In this research, an aggregated method is developed by combining the results from the subgroup models trained by each subgroup data. The performance of this method is compared with the original method which has all the data trained in one single XGBoost model. The aggregated method generally has the better performance measured by AUC, F1, and sensitivity. The difference becomes obvious when the denoising level increases. The best noise level chosen is level 2, which can leave out redundant noise but still keep the useful information. When the denoising level increases from level 2, the model performance decreases obviously. When the prediction gap increases, the model performance is still robust. In terms of the variables involved, their performance is measured by their frequency to be chosen in the XGBoost model. The performance is compared under different denoising levels and prediction gaps. Results show that some variables such as heart rate and lactate arterial become more important when the denoising level increases.
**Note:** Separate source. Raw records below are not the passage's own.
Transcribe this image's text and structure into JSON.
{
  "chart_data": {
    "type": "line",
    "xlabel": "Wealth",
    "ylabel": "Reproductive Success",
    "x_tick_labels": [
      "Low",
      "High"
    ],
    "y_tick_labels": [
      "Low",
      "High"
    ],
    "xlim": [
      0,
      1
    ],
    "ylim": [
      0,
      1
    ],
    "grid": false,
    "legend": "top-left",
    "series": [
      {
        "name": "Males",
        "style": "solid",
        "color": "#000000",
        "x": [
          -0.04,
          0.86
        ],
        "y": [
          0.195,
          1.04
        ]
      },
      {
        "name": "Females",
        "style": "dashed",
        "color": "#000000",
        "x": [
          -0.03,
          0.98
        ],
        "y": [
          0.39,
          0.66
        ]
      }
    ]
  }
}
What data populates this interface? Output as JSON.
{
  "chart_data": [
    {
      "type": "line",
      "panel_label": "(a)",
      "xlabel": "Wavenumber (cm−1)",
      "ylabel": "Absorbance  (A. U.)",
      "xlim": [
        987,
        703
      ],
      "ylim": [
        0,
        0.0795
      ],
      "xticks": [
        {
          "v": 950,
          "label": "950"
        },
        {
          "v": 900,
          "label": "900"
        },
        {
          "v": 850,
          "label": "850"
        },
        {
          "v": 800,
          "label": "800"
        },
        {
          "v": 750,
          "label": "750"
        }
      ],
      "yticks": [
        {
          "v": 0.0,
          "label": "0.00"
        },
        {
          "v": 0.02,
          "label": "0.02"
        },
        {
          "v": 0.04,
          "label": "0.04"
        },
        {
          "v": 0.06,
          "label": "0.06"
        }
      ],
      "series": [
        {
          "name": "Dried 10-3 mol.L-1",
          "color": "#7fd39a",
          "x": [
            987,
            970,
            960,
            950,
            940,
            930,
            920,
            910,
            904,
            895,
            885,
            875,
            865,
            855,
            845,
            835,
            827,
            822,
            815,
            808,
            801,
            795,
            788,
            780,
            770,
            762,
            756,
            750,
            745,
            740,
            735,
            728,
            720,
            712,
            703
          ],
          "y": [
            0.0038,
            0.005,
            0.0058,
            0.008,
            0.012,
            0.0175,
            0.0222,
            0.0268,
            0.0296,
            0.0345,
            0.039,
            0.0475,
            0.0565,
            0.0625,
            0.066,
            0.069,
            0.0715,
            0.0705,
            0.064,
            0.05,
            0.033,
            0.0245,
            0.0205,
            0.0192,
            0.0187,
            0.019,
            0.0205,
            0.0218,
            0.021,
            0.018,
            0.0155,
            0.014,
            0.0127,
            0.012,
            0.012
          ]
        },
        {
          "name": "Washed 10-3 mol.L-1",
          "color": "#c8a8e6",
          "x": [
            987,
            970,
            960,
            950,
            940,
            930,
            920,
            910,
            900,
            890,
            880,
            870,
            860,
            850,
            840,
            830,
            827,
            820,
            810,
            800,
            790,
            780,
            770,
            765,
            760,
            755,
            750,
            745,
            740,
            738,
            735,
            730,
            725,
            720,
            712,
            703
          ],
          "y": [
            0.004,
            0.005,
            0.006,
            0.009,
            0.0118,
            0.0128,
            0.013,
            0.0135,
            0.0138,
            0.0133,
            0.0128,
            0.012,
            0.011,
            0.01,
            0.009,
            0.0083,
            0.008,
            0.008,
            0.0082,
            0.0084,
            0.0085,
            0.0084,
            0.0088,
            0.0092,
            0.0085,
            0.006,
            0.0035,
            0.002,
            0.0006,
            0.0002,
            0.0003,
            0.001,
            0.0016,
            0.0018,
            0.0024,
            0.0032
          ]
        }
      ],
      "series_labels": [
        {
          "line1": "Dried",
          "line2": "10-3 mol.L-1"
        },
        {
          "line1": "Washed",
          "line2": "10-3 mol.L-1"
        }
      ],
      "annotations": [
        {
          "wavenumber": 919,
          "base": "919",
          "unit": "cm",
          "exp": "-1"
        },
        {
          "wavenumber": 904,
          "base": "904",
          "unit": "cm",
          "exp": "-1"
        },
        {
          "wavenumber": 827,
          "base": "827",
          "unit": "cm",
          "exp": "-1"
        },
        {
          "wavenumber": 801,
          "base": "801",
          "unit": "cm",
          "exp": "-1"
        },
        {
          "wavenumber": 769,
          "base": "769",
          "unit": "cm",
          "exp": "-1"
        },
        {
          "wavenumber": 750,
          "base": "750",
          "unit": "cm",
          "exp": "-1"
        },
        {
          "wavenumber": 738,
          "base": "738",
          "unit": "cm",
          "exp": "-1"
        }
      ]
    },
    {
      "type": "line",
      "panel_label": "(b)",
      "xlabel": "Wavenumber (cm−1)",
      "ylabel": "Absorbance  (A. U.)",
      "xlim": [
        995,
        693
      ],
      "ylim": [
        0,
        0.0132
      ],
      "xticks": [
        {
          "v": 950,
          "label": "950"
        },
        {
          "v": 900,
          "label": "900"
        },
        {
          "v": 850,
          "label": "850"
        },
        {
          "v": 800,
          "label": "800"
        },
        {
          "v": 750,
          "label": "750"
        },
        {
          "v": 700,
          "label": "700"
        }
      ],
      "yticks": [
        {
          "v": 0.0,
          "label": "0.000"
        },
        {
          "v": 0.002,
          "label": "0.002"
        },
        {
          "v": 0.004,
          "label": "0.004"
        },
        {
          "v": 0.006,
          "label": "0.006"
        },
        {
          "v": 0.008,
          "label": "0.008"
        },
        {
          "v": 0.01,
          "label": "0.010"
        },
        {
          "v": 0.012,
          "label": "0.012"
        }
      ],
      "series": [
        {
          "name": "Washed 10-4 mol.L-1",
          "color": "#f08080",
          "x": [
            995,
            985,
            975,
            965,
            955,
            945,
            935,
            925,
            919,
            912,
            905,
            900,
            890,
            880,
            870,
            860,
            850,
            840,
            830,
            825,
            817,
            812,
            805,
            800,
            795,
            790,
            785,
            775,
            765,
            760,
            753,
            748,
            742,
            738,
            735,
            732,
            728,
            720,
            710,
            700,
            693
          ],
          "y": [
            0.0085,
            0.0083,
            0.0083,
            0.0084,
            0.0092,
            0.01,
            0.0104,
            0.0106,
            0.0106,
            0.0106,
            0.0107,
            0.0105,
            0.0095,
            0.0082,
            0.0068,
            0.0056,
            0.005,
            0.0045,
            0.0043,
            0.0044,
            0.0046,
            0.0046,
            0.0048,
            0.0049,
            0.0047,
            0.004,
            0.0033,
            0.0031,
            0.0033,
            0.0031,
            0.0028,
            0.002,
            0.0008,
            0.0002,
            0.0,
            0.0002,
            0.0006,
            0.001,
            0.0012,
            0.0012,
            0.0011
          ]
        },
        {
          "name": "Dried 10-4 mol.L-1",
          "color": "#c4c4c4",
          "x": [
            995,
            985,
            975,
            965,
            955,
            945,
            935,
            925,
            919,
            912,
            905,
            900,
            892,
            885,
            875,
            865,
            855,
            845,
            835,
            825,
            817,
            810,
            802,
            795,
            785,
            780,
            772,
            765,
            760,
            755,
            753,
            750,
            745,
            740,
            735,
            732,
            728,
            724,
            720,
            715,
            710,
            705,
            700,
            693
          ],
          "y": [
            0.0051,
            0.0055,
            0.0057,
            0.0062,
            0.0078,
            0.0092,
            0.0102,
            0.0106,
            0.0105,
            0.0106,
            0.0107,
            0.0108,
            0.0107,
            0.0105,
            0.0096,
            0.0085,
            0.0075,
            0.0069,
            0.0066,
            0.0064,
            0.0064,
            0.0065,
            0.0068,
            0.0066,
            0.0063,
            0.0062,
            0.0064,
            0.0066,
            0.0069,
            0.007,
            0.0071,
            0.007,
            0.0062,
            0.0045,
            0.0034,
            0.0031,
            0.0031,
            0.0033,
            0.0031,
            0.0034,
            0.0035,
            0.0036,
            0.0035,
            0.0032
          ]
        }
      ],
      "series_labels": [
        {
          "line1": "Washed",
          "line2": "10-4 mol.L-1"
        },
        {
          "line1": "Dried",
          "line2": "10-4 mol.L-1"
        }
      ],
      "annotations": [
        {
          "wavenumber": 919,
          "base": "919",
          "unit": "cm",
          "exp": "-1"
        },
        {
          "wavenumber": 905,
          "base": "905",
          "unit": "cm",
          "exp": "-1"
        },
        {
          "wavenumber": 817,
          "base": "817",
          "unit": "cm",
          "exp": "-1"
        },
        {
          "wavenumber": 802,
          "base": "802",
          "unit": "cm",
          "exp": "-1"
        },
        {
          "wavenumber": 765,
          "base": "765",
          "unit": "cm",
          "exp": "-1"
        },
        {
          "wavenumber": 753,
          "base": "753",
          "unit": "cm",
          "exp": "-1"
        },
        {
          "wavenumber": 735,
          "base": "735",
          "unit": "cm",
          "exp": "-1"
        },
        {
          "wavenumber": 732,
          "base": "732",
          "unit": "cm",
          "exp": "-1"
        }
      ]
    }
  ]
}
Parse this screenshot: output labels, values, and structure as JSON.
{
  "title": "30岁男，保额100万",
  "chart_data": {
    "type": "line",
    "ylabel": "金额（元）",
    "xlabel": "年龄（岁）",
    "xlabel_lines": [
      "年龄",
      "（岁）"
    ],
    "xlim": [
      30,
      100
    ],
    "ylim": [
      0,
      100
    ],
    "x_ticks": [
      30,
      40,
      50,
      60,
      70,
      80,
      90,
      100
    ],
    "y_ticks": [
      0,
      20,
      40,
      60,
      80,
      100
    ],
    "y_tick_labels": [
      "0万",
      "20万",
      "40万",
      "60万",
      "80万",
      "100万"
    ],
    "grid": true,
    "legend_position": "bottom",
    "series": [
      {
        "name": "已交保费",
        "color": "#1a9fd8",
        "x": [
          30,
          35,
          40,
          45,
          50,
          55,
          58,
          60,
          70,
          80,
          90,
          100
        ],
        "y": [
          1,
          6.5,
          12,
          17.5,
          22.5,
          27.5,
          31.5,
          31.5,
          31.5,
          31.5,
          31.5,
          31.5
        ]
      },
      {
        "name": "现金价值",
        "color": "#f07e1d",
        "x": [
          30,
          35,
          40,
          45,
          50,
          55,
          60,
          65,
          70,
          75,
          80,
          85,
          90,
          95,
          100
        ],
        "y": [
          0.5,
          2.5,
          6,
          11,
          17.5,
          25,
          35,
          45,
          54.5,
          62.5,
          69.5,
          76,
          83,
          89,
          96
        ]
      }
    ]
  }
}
With respect to the future research, the subgroup can be developed based on multiple variables instead of a single variable with one dimension. In addition to the four baseline information variables, more possible variables could be included for a better decision, for example, patient history. The model XGBoost can be further developed for a better performance with more interpretable variable importance.

#### Data Availability

The source code in the method is available from the corresponding author upon request. The real data in the application can be requested from Hyland et al. [33].

#### Conflicts of Interest

The authors declare that they have no conflicts of interest.

#### Acknowledgments

Xiaokai Nie and Xin Zhao would like to gratefully acknowledge the support from National Natural Science Foundation of China (grant nos. 12201108, 62103105, and 12171085), Natural Science Foundation of Jiangsu Province (grant nos. BK20200347 and BK20210218), the Fundamental Research Funds for the Central Universities (grant nos. 2242020R40073, 2242022k30038, MCCSE2021B02, and 2242020R10053), Guangdong Basic and Applied Basic Research Foundation (grant no. 2020A1515110129), Southeast University Zhishan Youth Scholar Foundation, Nanjing Scientific and Technological Innovation Foundation for Selected Returned Overseas Chinese Scholars (grant no. 1108000241), Jiangsu Foundation for Innovative and Entrepreneurial Doctor (grant nos. 1107010306 and 1108000245).